Blonde actress Robbie ("The Wolf of Wall Street") sits gorgeously among the bubbles, a glass of bubbly in her hand, and explains an aspect of the housing bubble (subprime mortgages).

Similar to how master trackers recognize when an owl is nearby from mice-prints dug deeper (due to sprinting) when they smell an owl about, so too were a select few finance-wizards able to detect exploitable weaknesses within the housing market, that no one else had an inkling were there. The film follows this motley crew who bet against the housing bubble just as it was about to pop.

And the Players Are:

A curly-haired Ryan Gosling narrates, as Deutsche Bank’s Jared Vennett, often breaking the fourth wall with much charming cynicism. He needs to talk to us directly, because quite a lot of explanation of insider finance terminology, rules, obfuscation, and trickery is necessary for finance laymen to comprehend this movie.  

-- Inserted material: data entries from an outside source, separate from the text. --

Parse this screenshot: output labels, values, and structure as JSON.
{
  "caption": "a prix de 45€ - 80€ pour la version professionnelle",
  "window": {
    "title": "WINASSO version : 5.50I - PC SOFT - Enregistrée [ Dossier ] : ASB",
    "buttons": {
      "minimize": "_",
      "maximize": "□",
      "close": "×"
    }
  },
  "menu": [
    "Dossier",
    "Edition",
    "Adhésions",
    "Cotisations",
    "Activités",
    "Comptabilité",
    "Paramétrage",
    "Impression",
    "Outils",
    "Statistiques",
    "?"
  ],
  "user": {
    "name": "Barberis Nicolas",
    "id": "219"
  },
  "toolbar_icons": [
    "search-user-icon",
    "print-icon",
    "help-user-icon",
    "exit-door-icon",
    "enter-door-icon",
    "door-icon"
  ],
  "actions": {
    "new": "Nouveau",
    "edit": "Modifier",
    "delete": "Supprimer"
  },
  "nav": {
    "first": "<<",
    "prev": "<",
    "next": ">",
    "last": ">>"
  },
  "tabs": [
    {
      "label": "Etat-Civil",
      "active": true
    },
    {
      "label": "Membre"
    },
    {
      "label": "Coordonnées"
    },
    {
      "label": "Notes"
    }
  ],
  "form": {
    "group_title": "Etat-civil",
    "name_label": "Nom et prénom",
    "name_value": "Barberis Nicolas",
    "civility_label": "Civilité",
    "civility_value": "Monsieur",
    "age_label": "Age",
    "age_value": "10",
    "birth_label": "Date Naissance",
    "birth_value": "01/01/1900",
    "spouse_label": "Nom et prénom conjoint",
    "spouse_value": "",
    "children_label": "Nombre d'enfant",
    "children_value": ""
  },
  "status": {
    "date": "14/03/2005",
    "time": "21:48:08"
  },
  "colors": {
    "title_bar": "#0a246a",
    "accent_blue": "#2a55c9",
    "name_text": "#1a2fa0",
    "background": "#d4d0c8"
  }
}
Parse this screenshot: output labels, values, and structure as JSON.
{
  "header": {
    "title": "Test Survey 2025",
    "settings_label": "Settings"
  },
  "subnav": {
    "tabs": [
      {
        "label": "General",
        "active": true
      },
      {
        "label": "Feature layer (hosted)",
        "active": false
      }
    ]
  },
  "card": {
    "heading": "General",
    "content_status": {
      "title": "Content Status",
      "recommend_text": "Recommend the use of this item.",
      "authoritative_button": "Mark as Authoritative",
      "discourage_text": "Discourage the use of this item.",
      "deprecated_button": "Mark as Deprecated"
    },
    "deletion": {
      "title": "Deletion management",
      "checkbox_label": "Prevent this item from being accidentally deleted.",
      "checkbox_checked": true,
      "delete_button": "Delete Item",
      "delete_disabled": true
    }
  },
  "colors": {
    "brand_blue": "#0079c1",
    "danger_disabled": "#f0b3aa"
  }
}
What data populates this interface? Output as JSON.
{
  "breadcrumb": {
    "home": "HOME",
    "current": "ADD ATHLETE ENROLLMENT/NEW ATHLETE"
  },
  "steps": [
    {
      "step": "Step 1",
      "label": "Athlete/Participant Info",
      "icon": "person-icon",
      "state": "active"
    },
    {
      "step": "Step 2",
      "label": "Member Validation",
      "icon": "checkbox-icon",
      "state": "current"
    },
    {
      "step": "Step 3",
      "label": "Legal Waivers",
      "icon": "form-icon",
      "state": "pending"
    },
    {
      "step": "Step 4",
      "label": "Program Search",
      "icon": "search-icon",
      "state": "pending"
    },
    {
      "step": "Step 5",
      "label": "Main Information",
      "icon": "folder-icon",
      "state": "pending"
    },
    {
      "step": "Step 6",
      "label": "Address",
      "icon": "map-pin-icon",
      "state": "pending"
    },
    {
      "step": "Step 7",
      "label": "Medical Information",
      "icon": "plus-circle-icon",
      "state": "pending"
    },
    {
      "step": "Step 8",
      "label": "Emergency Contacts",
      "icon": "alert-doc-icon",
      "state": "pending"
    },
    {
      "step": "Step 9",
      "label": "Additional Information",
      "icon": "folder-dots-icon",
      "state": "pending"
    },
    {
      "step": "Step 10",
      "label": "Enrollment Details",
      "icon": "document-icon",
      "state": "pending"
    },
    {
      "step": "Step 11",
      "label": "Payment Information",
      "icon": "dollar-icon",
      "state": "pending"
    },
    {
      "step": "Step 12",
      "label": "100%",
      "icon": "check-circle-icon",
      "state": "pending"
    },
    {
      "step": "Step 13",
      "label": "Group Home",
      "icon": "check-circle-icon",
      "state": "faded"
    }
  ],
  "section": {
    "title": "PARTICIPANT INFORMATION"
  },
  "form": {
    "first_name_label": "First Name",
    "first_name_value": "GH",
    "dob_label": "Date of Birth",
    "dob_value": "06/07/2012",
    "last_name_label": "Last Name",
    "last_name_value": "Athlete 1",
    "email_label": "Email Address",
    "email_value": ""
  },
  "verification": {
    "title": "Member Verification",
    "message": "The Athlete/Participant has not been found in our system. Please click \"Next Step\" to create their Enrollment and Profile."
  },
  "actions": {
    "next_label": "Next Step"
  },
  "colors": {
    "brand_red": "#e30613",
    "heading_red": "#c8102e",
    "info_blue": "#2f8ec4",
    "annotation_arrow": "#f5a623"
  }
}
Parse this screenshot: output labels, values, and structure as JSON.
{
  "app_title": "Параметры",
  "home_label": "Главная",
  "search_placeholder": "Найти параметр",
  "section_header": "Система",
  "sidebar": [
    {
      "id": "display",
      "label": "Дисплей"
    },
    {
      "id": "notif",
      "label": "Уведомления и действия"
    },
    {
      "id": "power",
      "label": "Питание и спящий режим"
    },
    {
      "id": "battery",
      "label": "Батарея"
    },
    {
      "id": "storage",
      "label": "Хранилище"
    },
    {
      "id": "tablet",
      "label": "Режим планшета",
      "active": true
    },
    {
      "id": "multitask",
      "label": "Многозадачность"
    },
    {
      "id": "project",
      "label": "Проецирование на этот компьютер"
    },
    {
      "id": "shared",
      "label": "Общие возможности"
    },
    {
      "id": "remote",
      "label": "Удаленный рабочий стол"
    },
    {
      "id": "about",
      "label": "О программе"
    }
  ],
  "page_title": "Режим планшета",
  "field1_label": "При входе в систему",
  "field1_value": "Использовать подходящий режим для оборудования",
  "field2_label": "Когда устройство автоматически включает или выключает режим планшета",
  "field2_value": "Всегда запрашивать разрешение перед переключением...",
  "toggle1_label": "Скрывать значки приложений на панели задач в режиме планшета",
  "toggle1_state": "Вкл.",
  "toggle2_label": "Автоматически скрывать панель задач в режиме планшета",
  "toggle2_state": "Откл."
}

Ryan Gosling plays Jared Vennett in "The Big Short" (Jaap Buitendijk/© 2015 Paramount Pictures/Regency Enterprises)
Ryan Gosling plays Jared Vennett in "The Big Short" Jaap Buitendijk/© 2015 Paramount Pictures/Regency Enterprises

Michael Burry (Christian Bale) is a socially inept, former doctor, who started working for investment firm Scion Capital. He’s got a glass eye, and enjoys air drumming to heavy metal. Round about 2005, Burry did extensive research into the housing market, discovered it to be vulnerable, and bet against it big time.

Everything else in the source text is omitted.